Finding of a 6th-century treasure chest of gold jewelry by a novice treasure hunter
Experts say the cache is one of the largest and most important of its kind ever found in Denmark. Vejlemuseum
First-time treasure hunter Ole Ginnerup Schytz had only been out with his new metal detector for a few hours when he stumbled upon an astonishing discovery: a cache of 1,500-year-old gold artifacts dating back to the Iron Age. Now, experts have deemed the find, made in a field near the southwestern Danish town of Jelling last December, one of the largest and most important in Danish history.
Schytz remembers hearing the device activate and then pushing the dirt aside to reveal a small, bent piece of metal.
“It was scratched and covered in mud,” he tells Steffen Nuepert of Danish broadcast station TV Syd, according to a translation by Sarah Cascone of Artnet News. “I had no idea, so all I could think of was that it looked like the lid of a herring tin.”
The metal detecting hobbyist had dismantled what turned out to be the first of 22 pieces of sixth-century gold jewelry. Altogether, the treasure weighed just over two pounds.
Speaking to TV Syd, quoted by The Sun’s Felix Allen, Schytz calls the find “the epitome of pure luck.”
He adds: “Denmark is [16,621 square miles], and then I had to choose to place the detector exactly where this find was.”
Close-up view of the gold artifact found in the Road / Vejlemuseerne cache conservation center
Months after Schytz’s chance discovery, The Vejlemuseerne in Jutland finally released the ancient treasures to the public.
“This is the biggest find that has been produced in the 40 years that I have been in [Denmark’s] National Museum,” archaeologist Peter Vang Petersen tells TV Syd, according to ArteT News. “We have to go back to the 16th and 18th centuries to find something similar.”
According to one statement, the haul consists mainly of bracteates, medallions that were popular in northern Europe during the migration period (approximately AD 300-700). Women would have worn the pendants, which were often inscribed with magical symbols or runes, for protection.

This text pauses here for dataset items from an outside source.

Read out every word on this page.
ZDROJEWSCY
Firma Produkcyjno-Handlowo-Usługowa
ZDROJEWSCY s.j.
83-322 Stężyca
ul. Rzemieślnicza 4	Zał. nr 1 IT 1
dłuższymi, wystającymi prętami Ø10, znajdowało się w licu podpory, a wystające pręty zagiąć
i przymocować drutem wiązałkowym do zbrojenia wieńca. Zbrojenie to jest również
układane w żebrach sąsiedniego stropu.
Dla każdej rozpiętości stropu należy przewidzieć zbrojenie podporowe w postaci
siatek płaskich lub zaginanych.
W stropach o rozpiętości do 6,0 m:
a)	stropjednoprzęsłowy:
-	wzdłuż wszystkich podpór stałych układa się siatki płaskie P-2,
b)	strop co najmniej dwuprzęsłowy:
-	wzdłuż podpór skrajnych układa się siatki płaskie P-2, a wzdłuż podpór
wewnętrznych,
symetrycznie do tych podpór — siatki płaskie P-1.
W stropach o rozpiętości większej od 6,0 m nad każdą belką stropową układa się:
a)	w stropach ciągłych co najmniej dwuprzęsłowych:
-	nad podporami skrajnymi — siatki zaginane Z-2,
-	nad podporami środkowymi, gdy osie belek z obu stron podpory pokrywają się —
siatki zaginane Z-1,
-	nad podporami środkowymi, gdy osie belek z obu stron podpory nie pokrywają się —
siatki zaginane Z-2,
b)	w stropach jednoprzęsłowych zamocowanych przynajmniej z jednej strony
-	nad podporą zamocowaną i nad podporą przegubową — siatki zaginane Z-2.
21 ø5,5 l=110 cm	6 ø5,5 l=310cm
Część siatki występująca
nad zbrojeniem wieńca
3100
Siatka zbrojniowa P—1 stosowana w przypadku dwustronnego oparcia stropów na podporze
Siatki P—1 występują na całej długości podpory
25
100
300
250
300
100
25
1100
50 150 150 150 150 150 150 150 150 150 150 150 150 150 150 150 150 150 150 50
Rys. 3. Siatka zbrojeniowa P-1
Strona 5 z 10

Some of the symbols seen in the newly raised bracteates are, according to experts, Mads Ravn, research director of the Vejle museum, according to Agence France-Presse (AFP). Interpreting them will help shed light on the little-known societies that inhabited the region before the Vikings.
“It is the symbolism represented on these objects that makes them unique, rather than the quantity found,” says Ravn.
One of the medallions depicts the Norse god Odin and appears to be based on similar Roman jewelry that celebrated emperors as gods, reports TV Syd.